If genuine, new evidence would indicate that MtGox execs faked theft in order to make off with the “missing” coins.
Last month the Japan-based Bitcoin exchange MtGox filed for bankruptcy after losing $400 million in coins. How does one lose Bitcoins? CEO Mark Karpeles claimed that hackers had infiltrated the system and withdrawn them, transferring them to unknown accounts.
Depositors are furious, some of them accusing MtGox execs of faking the theft and making off with the money. Now they aren’t the only ones saying so. Hackers recently released personal files stolen from Mr. Karpeles allegedly indicating the MtGox still holds 950,000 coins.
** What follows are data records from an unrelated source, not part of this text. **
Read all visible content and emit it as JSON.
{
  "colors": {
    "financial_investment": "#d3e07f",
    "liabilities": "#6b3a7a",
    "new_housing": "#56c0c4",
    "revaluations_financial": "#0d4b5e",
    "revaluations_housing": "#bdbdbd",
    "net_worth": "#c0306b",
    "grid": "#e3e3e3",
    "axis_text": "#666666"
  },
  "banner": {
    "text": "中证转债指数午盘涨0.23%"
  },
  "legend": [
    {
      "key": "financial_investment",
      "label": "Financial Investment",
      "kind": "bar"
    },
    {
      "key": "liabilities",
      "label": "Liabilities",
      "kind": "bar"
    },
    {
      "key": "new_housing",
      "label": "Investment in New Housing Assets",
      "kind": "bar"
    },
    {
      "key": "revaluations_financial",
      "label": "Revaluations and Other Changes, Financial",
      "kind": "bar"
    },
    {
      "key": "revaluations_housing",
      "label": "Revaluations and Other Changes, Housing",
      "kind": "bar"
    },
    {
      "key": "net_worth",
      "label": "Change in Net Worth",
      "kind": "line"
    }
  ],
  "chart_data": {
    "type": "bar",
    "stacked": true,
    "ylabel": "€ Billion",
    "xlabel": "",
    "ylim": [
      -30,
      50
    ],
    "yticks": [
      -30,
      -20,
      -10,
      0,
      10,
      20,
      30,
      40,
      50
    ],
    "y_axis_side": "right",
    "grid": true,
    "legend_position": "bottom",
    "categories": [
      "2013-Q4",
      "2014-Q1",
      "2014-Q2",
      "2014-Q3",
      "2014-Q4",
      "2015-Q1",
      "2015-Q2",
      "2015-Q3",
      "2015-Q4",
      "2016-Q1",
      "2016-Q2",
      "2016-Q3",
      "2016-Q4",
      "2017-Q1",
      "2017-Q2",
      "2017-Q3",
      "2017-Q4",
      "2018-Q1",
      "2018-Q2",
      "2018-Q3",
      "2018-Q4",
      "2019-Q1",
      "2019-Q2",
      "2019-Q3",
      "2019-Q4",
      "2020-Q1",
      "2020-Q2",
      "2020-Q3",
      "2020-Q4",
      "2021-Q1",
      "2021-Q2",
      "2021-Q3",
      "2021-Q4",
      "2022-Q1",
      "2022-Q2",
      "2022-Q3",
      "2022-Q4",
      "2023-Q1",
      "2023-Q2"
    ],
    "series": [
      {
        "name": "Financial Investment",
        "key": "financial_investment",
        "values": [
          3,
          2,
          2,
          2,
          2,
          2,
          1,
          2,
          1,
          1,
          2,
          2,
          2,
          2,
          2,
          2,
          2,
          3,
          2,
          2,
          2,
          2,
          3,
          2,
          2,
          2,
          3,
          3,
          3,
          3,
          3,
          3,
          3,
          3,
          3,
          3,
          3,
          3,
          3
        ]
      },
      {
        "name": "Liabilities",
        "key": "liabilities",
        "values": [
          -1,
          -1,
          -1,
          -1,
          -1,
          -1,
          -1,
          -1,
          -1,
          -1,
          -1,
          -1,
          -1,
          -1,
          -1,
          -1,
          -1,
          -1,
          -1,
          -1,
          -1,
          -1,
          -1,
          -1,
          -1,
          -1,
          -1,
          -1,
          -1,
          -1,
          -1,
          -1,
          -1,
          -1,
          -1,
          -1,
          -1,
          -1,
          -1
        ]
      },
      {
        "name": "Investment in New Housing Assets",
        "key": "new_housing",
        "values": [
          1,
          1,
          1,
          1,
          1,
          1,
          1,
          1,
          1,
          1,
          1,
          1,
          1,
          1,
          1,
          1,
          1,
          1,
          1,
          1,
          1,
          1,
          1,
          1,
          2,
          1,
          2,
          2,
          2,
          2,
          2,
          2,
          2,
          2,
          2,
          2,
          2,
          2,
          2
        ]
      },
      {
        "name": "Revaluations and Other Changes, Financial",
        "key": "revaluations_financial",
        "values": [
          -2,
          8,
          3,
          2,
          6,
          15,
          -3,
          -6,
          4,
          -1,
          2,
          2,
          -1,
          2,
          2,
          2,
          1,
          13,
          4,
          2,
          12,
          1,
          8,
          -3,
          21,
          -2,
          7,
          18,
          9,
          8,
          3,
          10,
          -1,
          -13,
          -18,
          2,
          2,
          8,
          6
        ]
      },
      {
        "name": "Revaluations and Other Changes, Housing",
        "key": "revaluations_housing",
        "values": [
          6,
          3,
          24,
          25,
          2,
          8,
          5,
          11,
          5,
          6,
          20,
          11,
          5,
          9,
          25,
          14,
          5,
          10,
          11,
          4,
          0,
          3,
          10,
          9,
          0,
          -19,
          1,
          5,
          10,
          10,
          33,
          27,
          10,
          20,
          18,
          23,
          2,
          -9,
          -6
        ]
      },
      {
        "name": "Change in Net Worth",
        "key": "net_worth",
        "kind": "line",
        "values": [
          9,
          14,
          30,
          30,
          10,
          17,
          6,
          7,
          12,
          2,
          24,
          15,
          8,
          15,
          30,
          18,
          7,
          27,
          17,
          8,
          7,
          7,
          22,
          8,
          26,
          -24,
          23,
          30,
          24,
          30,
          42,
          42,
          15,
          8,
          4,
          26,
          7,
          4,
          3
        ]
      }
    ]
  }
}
If true, this means that the company faked the theft in order to fatten their own pockets.
According to hackers: “It’s time that MTGOX got the bitcoin communities wrath instead of Bitcoin Community getting Goxed.”
Bitcoin now prevalent iGaming industry
The virtual currency is now accepted by Zynga and online and mobile sportsbook Bet365. However, the MtGox scandal has called Bitcoin’s reliability into question. Many now distrust exchanges and the exchange value has fallen by 48 percent since December 2013. Business and academic leaders like Warren Buffet and Nouriel Roubini are convinced of Bitcoin’s imminent demise.
However, it is still accepted by companies like Overstock and Virgin Galactic as well as countless online and mobile casinos. The exchange rate has also recovered somewhat from last week. Despite problems, its looks like it will survive in the near future.